Someone who is better at stats than I am could give you the math, but I'm quite certain that 21 wins out of 54 with roughly 1:2 odds is not statistically significantly different and would not call for rejecting your null hypothesis.
Thanks. Given a probability of 50/50, I know how to compute the odds. Using Excel's binomial function, I get BINOMDIST(21, 54, .5, 1) = 0.0668. This isn't perfect, but it's fairly close. I think we can say his luck on these hands falls between 5 and 10%. That's in the territory for rejecting the null or at least continuing to study the situation.
..... In the long run, if you're making the right DECISIONS, the luck will even out for you and for all the players.
Yes, that's basically the assumption I'm trying to test. Will his 'luck' even out over time?
ETA: As was intimated earlier on - simply tracking the frequency with which you are dealt certain starting hands can be used to 'test luck'. You 'should' get dealt pocket aces 1:220 hands (or thereabouts). Indeed, you can easily determine the probability to receive ANY of the Hold'em starting hands. After testing a squillion hands being dealt, you could see how 'lucky' you were on your hand distribution. Your starting cards are 'pure luck' (assuming its a straight-up game).
Well, whether or not the distribution of hands deviates from the expected distribution can be tested, but it wouldn't test the hypothesis in a game situation - i.e. winning the hand. So while it's one measure of luck, it isn't the point we are wanting to test. Further, while I know how to compute the expected probabilities, I'm not sure of how to compute the probability of getting the hands he actually received (or worse), I'm open to looking into it if you have any suggestions on how that should be computed. How should the two hole cards be sequenced from best to worst?
There are software 'add on' tools out there that you can use that will track these kinds of situations for you automatically. The focus is more about whether or not your moves are making you money (as sometimes you are semi-bluffing or stone-cold bluffing when you move all-in post-flop - or you should be, if you expect to ever get called when you actually have a monster and want action). However playing with one of these add ons would help you gather data quickly.
I've suggested this, but until I have a better idea on how to evaluate the data collected, I'll not be successful in talking him into doing that.
Also, getting one of those simulator programs I mentioned would help you as well, although this may lack the sensation of testing 'your' luck. You really would be testing whether or not the math is 'correct'.

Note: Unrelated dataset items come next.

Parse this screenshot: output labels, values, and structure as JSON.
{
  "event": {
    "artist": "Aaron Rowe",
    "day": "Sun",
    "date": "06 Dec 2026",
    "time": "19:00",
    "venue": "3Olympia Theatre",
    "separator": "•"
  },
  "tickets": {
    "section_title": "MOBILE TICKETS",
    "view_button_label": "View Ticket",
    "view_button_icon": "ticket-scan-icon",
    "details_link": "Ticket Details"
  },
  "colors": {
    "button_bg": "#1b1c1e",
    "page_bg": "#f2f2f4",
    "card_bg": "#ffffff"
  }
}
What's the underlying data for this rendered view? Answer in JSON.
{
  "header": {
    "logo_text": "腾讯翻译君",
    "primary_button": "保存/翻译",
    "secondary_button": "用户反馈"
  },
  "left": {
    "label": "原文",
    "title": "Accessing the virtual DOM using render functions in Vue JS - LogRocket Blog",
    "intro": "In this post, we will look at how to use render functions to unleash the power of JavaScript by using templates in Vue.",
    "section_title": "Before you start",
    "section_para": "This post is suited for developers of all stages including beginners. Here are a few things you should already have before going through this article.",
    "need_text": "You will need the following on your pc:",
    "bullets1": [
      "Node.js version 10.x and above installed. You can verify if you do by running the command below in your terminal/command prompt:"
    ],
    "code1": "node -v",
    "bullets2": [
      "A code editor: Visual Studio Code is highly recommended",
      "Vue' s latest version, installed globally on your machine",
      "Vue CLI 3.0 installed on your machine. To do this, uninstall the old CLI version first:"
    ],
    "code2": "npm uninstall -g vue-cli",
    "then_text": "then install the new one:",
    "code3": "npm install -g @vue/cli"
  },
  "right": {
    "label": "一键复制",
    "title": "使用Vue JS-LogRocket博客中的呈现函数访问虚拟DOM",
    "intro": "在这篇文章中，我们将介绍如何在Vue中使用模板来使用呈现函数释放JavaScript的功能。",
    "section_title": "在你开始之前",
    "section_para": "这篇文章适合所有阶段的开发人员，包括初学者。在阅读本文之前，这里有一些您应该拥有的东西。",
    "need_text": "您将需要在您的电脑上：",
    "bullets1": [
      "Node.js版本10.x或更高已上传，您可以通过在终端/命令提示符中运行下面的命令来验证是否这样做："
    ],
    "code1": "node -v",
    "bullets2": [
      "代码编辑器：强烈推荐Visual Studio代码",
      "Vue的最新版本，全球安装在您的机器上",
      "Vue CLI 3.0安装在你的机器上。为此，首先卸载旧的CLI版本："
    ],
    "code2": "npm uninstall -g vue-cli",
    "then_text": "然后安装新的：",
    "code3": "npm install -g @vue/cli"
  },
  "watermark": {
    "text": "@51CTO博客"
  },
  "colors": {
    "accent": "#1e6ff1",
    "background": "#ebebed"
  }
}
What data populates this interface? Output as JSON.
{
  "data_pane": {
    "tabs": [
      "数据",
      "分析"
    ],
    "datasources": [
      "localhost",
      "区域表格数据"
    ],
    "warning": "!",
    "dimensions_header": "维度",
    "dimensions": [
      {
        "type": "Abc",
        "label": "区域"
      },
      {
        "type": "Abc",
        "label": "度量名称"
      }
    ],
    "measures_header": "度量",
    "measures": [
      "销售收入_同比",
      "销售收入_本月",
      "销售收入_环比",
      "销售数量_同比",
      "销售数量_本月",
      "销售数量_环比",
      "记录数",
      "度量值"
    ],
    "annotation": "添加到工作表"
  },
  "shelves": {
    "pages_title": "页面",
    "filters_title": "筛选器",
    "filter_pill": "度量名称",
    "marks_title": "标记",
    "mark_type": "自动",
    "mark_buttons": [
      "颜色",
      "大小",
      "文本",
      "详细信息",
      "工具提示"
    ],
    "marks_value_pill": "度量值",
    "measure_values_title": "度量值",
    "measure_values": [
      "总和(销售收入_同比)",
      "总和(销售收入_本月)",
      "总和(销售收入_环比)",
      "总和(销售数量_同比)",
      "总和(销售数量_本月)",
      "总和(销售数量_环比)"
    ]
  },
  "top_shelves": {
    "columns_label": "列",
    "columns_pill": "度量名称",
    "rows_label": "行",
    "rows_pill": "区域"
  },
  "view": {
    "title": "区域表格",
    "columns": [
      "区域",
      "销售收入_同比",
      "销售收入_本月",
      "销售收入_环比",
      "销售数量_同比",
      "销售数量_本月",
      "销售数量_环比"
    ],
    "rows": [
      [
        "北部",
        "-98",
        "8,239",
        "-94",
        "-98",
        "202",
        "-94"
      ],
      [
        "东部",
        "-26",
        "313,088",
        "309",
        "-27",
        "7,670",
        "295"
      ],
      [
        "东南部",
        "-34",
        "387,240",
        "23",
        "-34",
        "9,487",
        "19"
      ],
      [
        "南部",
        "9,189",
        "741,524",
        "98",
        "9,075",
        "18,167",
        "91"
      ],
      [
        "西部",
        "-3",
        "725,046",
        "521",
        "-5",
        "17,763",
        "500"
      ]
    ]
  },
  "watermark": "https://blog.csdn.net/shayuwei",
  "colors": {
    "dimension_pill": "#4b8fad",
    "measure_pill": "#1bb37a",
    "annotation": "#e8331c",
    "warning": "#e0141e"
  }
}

Yes, it's not a bad idea in regards to testing my computations for what's expected. But you've already concurred that we have the correct odds for the data we've been collecting.
I'm not sure I follow.
If we're only considering situations where the odds are 1:2, and we run 54 trials, we wouldn't find a final score of 21-33 to be significantly different than chance. So the hypothesis that the guy's results are due to "bad luck" (as opposed to random chance) is not supported--that is we can't reject the null hypothesis that the outcome is due to chance.
It depends on your alpha value - the probability at which you decide to reject the null. As I said above, the p-value for 21 heads in 54 flips is 0.0668. If we set the alpha level at 0.10, we could reject the null. At alpha = 0.05, we could have rejected it at some previous points in the data collection process. When he was at 5 wins out of 18 races, p = 0.0481, for 6 wins out of 21 races, p = 0.392, for 14 wins out 40 hands, p = .0402, for 15 wins out of 44 hands, p = 0.244 - this was the lowest cumulative probability for the 54 races. He's continuing to collect data.